4 Resource Utilization

CNE constrains resources such as CPU and RAM to each common service. Resource constraints help to ensure that the services don’t consume excess resources.

During initial CNE deployment, each service is provided an initial CPU and RAM allocation. Each service is allowed to consume each resource (CPU and RAM) to a specified upper limit while it continues to run.

For services where the resource consumption limit remains the same as the initial allocation or in a case where increasing the CPU or RAM limits underneath a running application can cause service disruption, the initial allocation limit and the upper limit are set to the same value. The resource requests and limits are provided in the following table:

Note:

Observability tools such as Prometheus,OpenSearch, Fleuntd, and Jaeger perform resource intensive operations. Even a small change of events can increase the resource consumption exponentially. For example:
  • Changing the log severity level from WARN to INFO increases the CPU and memory usage dramatically.
  • Adding new metric labels or enabling new monitors have big impact on the performance of metric ingestion and can cause resource starvation.
  • Adding more traces to Jaeger spikes the ingestion rate in OpenSearch and causes the data nodes to starve.
Therefore, for observability tools, the limits provided in the following table must not be considered as production ready values as they vary greatly depending on the workload on CNE. It is strongly recommended to consult with the workload teams to get indicators for observability resource allocation.

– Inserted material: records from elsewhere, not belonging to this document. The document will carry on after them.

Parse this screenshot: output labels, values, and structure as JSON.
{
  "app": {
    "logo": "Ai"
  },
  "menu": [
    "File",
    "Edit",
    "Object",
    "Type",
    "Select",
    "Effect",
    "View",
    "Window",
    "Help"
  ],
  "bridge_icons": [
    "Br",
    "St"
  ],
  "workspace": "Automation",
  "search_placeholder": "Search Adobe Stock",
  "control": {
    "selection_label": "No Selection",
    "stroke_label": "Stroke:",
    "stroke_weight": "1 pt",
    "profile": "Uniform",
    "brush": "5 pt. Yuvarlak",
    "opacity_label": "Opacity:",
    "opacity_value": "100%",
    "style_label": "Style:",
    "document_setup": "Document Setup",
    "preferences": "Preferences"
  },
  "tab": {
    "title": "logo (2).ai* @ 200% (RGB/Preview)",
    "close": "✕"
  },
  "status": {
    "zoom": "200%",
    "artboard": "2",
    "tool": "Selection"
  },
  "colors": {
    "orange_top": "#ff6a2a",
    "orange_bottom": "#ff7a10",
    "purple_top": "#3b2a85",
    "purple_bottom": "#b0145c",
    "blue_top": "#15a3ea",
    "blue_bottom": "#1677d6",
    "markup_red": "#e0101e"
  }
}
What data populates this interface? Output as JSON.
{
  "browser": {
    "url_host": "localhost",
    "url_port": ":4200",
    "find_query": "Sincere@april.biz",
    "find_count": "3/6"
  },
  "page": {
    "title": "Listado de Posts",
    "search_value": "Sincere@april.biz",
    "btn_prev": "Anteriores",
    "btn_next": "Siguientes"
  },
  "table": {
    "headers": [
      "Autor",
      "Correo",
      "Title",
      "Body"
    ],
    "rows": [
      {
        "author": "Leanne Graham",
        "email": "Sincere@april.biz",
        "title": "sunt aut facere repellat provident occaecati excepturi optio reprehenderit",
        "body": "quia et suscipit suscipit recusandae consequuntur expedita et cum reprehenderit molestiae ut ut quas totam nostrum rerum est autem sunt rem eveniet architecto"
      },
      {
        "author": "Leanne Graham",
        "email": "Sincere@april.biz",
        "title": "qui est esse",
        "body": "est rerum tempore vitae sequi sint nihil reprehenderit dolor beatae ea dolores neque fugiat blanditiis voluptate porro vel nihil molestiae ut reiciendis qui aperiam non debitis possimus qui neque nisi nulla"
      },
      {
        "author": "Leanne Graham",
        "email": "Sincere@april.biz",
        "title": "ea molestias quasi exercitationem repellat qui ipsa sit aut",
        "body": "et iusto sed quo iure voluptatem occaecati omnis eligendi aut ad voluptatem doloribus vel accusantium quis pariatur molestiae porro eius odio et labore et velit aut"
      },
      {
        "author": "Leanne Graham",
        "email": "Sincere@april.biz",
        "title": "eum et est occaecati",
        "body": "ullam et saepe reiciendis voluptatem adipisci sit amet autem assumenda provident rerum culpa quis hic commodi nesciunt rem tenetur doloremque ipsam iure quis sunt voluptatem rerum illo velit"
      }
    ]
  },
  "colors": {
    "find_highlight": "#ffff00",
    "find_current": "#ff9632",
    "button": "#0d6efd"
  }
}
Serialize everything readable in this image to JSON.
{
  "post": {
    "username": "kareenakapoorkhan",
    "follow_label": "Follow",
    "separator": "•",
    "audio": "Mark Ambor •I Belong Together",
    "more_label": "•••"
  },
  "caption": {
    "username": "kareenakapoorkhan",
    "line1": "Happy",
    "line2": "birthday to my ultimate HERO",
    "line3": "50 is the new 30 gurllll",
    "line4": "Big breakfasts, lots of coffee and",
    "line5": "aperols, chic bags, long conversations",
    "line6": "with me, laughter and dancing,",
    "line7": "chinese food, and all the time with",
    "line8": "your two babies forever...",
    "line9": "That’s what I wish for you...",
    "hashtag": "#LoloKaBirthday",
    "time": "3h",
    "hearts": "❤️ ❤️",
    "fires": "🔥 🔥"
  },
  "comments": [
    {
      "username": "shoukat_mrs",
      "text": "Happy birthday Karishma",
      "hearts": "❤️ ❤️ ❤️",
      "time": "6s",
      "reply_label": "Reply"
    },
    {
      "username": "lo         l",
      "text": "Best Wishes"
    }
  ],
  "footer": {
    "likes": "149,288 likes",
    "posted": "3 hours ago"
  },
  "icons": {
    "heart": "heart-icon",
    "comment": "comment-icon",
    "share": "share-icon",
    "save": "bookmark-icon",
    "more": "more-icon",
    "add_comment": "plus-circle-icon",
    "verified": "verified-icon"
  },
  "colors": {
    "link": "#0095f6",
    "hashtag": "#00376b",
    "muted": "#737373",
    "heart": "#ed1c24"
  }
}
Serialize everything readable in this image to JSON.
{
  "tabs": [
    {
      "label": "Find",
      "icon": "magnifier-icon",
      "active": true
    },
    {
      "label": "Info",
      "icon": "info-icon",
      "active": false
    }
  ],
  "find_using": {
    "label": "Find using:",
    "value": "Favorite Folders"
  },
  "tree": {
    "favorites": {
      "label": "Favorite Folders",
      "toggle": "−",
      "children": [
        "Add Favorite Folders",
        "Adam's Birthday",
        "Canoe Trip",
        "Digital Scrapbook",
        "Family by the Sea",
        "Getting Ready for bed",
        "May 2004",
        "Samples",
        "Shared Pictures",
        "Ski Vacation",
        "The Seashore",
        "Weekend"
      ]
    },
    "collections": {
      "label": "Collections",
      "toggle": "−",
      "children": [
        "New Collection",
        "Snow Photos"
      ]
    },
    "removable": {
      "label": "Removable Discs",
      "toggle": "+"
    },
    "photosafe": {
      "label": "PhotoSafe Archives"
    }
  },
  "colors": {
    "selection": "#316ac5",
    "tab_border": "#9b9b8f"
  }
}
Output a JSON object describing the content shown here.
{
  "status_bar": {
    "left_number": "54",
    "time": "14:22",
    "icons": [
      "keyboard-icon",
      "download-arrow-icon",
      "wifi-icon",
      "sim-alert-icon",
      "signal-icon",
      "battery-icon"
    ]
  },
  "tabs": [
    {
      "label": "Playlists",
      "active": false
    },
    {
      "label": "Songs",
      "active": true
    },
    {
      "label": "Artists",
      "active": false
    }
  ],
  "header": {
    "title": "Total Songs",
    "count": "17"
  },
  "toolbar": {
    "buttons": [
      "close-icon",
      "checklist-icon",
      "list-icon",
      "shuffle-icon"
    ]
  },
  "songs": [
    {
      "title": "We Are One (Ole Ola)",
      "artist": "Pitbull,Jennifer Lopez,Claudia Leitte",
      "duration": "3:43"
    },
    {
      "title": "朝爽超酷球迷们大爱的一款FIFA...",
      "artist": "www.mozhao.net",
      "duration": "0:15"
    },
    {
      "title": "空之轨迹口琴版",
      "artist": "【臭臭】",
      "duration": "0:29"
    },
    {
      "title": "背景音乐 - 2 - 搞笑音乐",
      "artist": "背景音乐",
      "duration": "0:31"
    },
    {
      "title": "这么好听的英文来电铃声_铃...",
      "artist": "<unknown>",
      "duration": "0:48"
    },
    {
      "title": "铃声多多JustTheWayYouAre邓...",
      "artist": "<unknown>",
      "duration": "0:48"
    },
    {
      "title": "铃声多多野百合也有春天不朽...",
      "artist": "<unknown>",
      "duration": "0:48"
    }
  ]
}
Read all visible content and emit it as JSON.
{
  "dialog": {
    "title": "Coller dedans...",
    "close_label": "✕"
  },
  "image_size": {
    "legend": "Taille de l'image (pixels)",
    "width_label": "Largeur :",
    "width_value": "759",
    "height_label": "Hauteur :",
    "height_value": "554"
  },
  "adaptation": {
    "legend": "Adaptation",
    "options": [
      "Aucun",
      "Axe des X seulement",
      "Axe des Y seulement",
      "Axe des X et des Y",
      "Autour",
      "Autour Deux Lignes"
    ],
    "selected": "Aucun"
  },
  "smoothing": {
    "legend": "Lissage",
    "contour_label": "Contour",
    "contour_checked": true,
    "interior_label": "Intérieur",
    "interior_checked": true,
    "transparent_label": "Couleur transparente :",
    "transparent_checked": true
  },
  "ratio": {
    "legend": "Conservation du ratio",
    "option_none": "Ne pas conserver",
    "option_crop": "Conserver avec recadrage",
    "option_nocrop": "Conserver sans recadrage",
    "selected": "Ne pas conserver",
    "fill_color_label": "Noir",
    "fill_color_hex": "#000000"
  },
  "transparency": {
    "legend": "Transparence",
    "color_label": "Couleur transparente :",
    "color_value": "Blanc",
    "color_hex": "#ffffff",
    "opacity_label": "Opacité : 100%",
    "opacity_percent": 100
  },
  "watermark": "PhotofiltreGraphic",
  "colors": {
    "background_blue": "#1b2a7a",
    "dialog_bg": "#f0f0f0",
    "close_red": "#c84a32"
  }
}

Table 4-1 CPU and RAM Resource Requests and Limits

Service CPU Initial Request (m) CPU Limit (m) RAM Initial Request (Mi) RAM Limit (Mi) Instances
Prometheus 2000 4000 16384 16384 2
Prometheus Node Exporter 800 800 512 512 1 per node
Prometheus Operator 100 200 100 200 1
Prometheus AlertManager 20 20 64 64 2
Prometheus Kube State Metrics 20 20 32 100 1
Promxy 100 100 512 512 1
OpenSearch Master 1000 1000 100 2048 3
OpenSearch Data 1000 4000 16384 101904 (100Gi) 7
OpenSearch Client 1000 3000 100 32609(32Gi) 3
OpenSearch Dashboard 100 100 512 512 1
occne-metrics-server 100 100 200 200 1
occne-alertmanager-snmp-notifier 100 100 128 128 1
Fluentd OpenSearch 100 500 128 12228(12Gi) 1 per worker node
Jaeger Collector 500 1250 512 1024 1
Jaeger query 256 500 128 512 1
MetalLB Controller

(for CNLB disabled CNE only)

100 100 100 100 1
MetalLB Speaker

(for CNLB disabled CNE only)

100 100 100 100 1 per worker node
LB Controller (vCNE only)

(for CNLB disabled CNE only)

10 500 128 1024 1
Egress Controller

(for CNLB disabled CNE only)

100 1000 200 500 1 per worker node
Bastion Controller 10 200 128 256 1
Kyverno 100 200 256 512 3

CNLB-App

(for CNLB enabled CNE only)

500 4000 1024 1024 4
CNLB-Manager

(for CNLB enabled CNE only)

500 4000 1024 1024 1

The overall common services resource usage varies on each worker node. The common services listed in Table 4-1 are evenly distributed across all worker nodes in the Kubernetes cluster.